Once traffickers have their targets’ complete trust, they begin prostituting the victims through emotional manipulation–asking for help making money and claiming it’s for the victims’ own future benefit–and threats and violence to quell resistance.
The victims, completely isolated, dependent, and psychologically and emotionally manipulated, have few avenues of escape–and may have difficulty even identifying their coercive situation (read about the psychology of abuse here and here).
The role of technology and social media
Social media is one of the most common ways traffickers target and access victims.
Case data from Polaris finds that 26% of surveyed human trafficking survivors were exploited via their social media accounts on platforms such as Facebook, Instagram, chat groups, and dating websites. That percentage has been increasing, particularly for younger victims.
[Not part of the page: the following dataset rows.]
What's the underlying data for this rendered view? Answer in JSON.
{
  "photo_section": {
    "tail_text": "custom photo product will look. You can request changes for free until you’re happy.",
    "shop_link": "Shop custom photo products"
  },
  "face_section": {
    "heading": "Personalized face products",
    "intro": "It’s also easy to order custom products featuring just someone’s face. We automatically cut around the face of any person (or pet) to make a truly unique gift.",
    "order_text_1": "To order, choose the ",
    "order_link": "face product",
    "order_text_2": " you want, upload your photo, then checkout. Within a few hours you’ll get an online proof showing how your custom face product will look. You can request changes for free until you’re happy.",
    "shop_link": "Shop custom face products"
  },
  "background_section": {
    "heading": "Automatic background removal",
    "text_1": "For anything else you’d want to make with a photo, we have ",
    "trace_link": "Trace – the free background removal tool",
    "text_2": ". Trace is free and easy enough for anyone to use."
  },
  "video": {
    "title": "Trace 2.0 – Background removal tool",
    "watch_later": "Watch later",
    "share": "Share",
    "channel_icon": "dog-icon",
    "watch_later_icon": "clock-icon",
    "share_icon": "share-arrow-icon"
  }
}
Targets may reveal themselves to be lonely, struggling, and accessible through their social media. Online recruitment could then begin with commenting on potential victims’ photos and sending direct messages, building rapport and intimacy until the trafficker initiates in-person contact. Or, a pimp may target victims in their area already, using apps such as Meetme.com, Grindr, or Tinder for their intended purpose: finding romantic partners.
What can be done?
Control is a hallmark sign of relationship exploitation and potential sex trafficking. While a controlling partner is not inherently a trafficker, controlling behavior is emblematic of an abusive or problematic relationship. Therefore, a strong defense against relationship manipulation is to understand, model, and teach healthy relationship dynamics. Aligning with the CDC recommendations to prevent sexual violence, both individuals and organizations can follow and promote these principals for self-protection and to help others develop healthy relationships:
Learn to identify and address vulnerabilities to exploitation, such as past trauma and economic insecurity.
Promote safe dating tactics, intimate relationship skills, communication and conflict resolution skills, and expectations for caring, respectful, and non-violent behavior.
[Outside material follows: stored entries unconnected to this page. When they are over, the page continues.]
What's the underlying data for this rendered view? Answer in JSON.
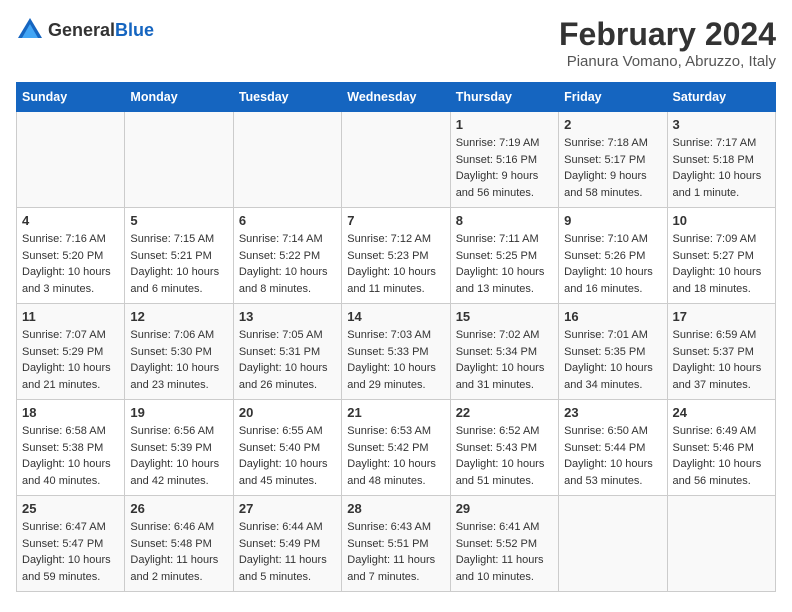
{
  "header": {
    "logo": {
      "general": "General",
      "blue": "Blue"
    },
    "title": "February 2024",
    "subtitle": "Pianura Vomano, Abruzzo, Italy"
  },
  "weekdays": [
    "Sunday",
    "Monday",
    "Tuesday",
    "Wednesday",
    "Thursday",
    "Friday",
    "Saturday"
  ],
  "weeks": [
    {
      "days": [
        {
          "number": "",
          "info": ""
        },
        {
          "number": "",
          "info": ""
        },
        {
          "number": "",
          "info": ""
        },
        {
          "number": "",
          "info": ""
        },
        {
          "number": "1",
          "info": "Sunrise: 7:19 AM\nSunset: 5:16 PM\nDaylight: 9 hours and 56 minutes."
        },
        {
          "number": "2",
          "info": "Sunrise: 7:18 AM\nSunset: 5:17 PM\nDaylight: 9 hours and 58 minutes."
        },
        {
          "number": "3",
          "info": "Sunrise: 7:17 AM\nSunset: 5:18 PM\nDaylight: 10 hours and 1 minute."
        }
      ]
    },
    {
      "days": [
        {
          "number": "4",
          "info": "Sunrise: 7:16 AM\nSunset: 5:20 PM\nDaylight: 10 hours and 3 minutes."
        },
        {
          "number": "5",
          "info": "Sunrise: 7:15 AM\nSunset: 5:21 PM\nDaylight: 10 hours and 6 minutes."
        },
        {
          "number": "6",
          "info": "Sunrise: 7:14 AM\nSunset: 5:22 PM\nDaylight: 10 hours and 8 minutes."
        },
        {
          "number": "7",
          "info": "Sunrise: 7:12 AM\nSunset: 5:23 PM\nDaylight: 10 hours and 11 minutes."
        },
        {
          "number": "8",
          "info": "Sunrise: 7:11 AM\nSunset: 5:25 PM\nDaylight: 10 hours and 13 minutes."
        },
        {
          "number": "9",
          "info": "Sunrise: 7:10 AM\nSunset: 5:26 PM\nDaylight: 10 hours and 16 minutes."
        },
        {
          "number": "10",
          "info": "Sunrise: 7:09 AM\nSunset: 5:27 PM\nDaylight: 10 hours and 18 minutes."
        }
      ]
    },
    {
      "days": [
        {
          "number": "11",
          "info": "Sunrise: 7:07 AM\nSunset: 5:29 PM\nDaylight: 10 hours and 21 minutes."
        },
        {
          "number": "12",
          "info": "Sunrise: 7:06 AM\nSunset: 5:30 PM\nDaylight: 10 hours and 23 minutes."
        },
        {
          "number": "13",
          "info": "Sunrise: 7:05 AM\nSunset: 5:31 PM\nDaylight: 10 hours and 26 minutes."
        },
        {
          "number": "14",
          "info": "Sunrise: 7:03 AM\nSunset: 5:33 PM\nDaylight: 10 hours and 29 minutes."
        },
        {
          "number": "15",
          "info": "Sunrise: 7:02 AM\nSunset: 5:34 PM\nDaylight: 10 hours and 31 minutes."
        },
        {
          "number": "16",
          "info": "Sunrise: 7:01 AM\nSunset: 5:35 PM\nDaylight: 10 hours and 34 minutes."
        },
        {
          "number": "17",
          "info": "Sunrise: 6:59 AM\nSunset: 5:37 PM\nDaylight: 10 hours and 37 minutes."
        }
      ]
    },
    {
      "days": [
        {
          "number": "18",
          "info": "Sunrise: 6:58 AM\nSunset: 5:38 PM\nDaylight: 10 hours and 40 minutes."
        },
        {
          "number": "19",
          "info": "Sunrise: 6:56 AM\nSunset: 5:39 PM\nDaylight: 10 hours and 42 minutes."
        },
        {
          "number": "20",
          "info": "Sunrise: 6:55 AM\nSunset: 5:40 PM\nDaylight: 10 hours and 45 minutes."
        },
        {
          "number": "21",
          "info": "Sunrise: 6:53 AM\nSunset: 5:42 PM\nDaylight: 10 hours and 48 minutes."
        },
        {
          "number": "22",
          "info": "Sunrise: 6:52 AM\nSunset: 5:43 PM\nDaylight: 10 hours and 51 minutes."
        },
        {
          "number": "23",
          "info": "Sunrise: 6:50 AM\nSunset: 5:44 PM\nDaylight: 10 hours and 53 minutes."
        },
        {
          "number": "24",
          "info": "Sunrise: 6:49 AM\nSunset: 5:46 PM\nDaylight: 10 hours and 56 minutes."
        }
      ]
    },
    {
      "days": [
        {
          "number": "25",
          "info": "Sunrise: 6:47 AM\nSunset: 5:47 PM\nDaylight: 10 hours and 59 minutes."
        },
        {
          "number": "26",
          "info": "Sunrise: 6:46 AM\nSunset: 5:48 PM\nDaylight: 11 hours and 2 minutes."
        },
        {
          "number": "27",
          "info": "Sunrise: 6:44 AM\nSunset: 5:49 PM\nDaylight: 11 hours and 5 minutes."
        },
        {
          "number": "28",
          "info": "Sunrise: 6:43 AM\nSunset: 5:51 PM\nDaylight: 11 hours and 7 minutes."
        },
        {
          "number": "29",
          "info": "Sunrise: 6:41 AM\nSunset: 5:52 PM\nDaylight: 11 hours and 10 minutes."
        },
        {
          "number": "",
          "info": ""
        },
        {
          "number": "",
          "info": ""
        }
      ]
    }
  ]
}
Learn about and teach children and adults to assess violence risk in relationships and increase self-efficacy–ultimately reducing exposure to risky situations and people.
A strong support system can also mitigate loneliness and prevent the isolation where exploitation thrives, in addition to helping victims spot red flags.
Lastly, online safety can prevent grooming and minimize the trafficking point of access. Check out our blog post for tips for staying safe online.
By raising awareness of relationship exploitation, addressing underlying risks, and promoting healthy relationship models that respect autonomy and individual worth, we can all help combat this sex trafficking tactic.